To condemn hateful speech, or call for a protest against those who promote it, is itself a form of free speech. Announcing that you are offended when someone insults you or something you believe in is not an act of censorship. What person would refrain from issuing a rejoinder against those who insult him on the grounds that the right to insult precludes the right to defend? It is worth remembering this in light of Innocence of Muslims and the hostile rhetoric against those whom it offends.
Shock and Offense
On September 19, the French magazine Charlie Hebdo published cartoons ridiculing the Prophet Muhammad, including several in which he is depicted in lewd positions. Their justification: freedom of speech. “Freedom of the press, is that a provocation?” the editor of the magazine asked, adding that the images will “shock those who will want to be shocked.” The French government banned people from protesting the cartoons. They said they were protecting freedom of speech while denying c
itizens the right to demonstrate their disapproval.
Shock and offense are not feelings people cultivate. They are spontaneous emotions that reflect a violation of a person’s sense of self. When someone is shocked or offended, it is natural that they would express it.

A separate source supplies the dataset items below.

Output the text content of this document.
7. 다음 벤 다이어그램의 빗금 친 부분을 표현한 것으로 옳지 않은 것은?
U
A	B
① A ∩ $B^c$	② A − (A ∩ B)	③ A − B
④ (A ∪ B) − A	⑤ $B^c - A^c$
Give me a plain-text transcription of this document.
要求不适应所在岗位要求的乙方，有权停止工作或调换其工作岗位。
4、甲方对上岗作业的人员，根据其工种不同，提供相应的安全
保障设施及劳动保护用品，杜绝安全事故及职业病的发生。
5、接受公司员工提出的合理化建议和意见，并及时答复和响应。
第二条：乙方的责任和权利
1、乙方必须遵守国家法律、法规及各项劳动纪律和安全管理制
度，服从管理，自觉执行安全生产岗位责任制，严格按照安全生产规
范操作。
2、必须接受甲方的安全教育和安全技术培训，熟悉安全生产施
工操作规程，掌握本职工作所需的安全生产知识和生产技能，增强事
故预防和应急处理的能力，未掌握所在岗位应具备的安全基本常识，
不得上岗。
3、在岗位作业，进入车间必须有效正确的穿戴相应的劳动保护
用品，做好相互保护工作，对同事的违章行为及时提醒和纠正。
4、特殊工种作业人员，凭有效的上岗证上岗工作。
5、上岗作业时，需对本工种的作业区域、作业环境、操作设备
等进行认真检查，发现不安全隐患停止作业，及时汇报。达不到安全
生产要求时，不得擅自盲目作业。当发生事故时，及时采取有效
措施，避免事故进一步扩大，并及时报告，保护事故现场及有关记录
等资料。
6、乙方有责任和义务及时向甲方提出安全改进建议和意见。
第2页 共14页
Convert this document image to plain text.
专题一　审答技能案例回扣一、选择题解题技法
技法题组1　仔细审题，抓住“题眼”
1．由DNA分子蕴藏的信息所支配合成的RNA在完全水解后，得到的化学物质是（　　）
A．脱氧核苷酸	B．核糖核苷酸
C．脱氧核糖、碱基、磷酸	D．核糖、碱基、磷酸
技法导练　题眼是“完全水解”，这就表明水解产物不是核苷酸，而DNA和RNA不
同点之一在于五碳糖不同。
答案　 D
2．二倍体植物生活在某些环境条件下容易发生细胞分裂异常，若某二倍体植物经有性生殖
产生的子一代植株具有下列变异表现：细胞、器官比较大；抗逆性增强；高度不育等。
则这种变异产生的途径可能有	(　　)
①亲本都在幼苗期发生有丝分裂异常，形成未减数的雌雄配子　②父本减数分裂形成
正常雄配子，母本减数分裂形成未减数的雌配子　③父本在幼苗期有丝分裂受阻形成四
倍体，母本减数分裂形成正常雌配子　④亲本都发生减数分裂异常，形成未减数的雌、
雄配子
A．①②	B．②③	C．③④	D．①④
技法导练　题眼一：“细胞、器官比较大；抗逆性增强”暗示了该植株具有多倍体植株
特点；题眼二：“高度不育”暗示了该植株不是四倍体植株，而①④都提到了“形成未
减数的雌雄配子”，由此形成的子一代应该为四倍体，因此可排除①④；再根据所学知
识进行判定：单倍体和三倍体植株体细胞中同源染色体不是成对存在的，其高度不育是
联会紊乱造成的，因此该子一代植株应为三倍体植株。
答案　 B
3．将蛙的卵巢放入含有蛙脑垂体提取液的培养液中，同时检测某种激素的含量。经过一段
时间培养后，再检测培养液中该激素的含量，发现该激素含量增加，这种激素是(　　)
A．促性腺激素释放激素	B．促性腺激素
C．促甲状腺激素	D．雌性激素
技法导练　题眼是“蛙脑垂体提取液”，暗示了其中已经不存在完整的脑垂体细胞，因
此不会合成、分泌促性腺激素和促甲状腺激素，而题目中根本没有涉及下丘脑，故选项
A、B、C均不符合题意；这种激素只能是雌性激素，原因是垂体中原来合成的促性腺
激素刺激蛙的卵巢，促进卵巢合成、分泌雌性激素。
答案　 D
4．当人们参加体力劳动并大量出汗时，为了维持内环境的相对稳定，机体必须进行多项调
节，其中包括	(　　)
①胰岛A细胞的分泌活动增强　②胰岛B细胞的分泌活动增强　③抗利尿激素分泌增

Yet when Muslims offended by Innocence of Muslims or Charlie Hebdo’s cartoons do so, they are accused of being an enemy of free speech. There is no excuse for reacting to an insult with violence. But many Muslims who peacefully expressed their condemnation of views that are hateful to them have been lumped into the same category: “Why are Muslims so easily offended?” goes the refrain.
Worse yet, the creators of the cartoons have been portrayed as heroes for mocking Islam in a country known for its hostility toward Muslim immigrants and fierce state protection of free speech provocateurs. Editorials around the world have lauded the magazine for its alleged bravery, with one author proclaiming, “If free speech means anything, it’s the right to say and publish things that other people find objectionable and irresponsible, even blasphemous.”
Such a perspective confuses what free speech does with what free speech means. Free speech allows people to insult and berate each other, but that is not what most people want, and it is rarely what makes freedom of speech attractive to those who do not have it. Those forced to live in countries without free speech know that one of its greatest values is that it allows citizens to speak the truth about their position, to contest false depictions, to refute bias and slander.
Free speech means not only the right to offend, but the right to defend. When Dan Cathy proclaims his prejudice against homosexuals, or Charlie Hebdo its hatred of Muslims, that is free speech. But when gay rights groups call for a boycott, and Muslims protest a cartoon or a movie, that is also free speech. Free speech does not mean deferring to people’s right to abuse you.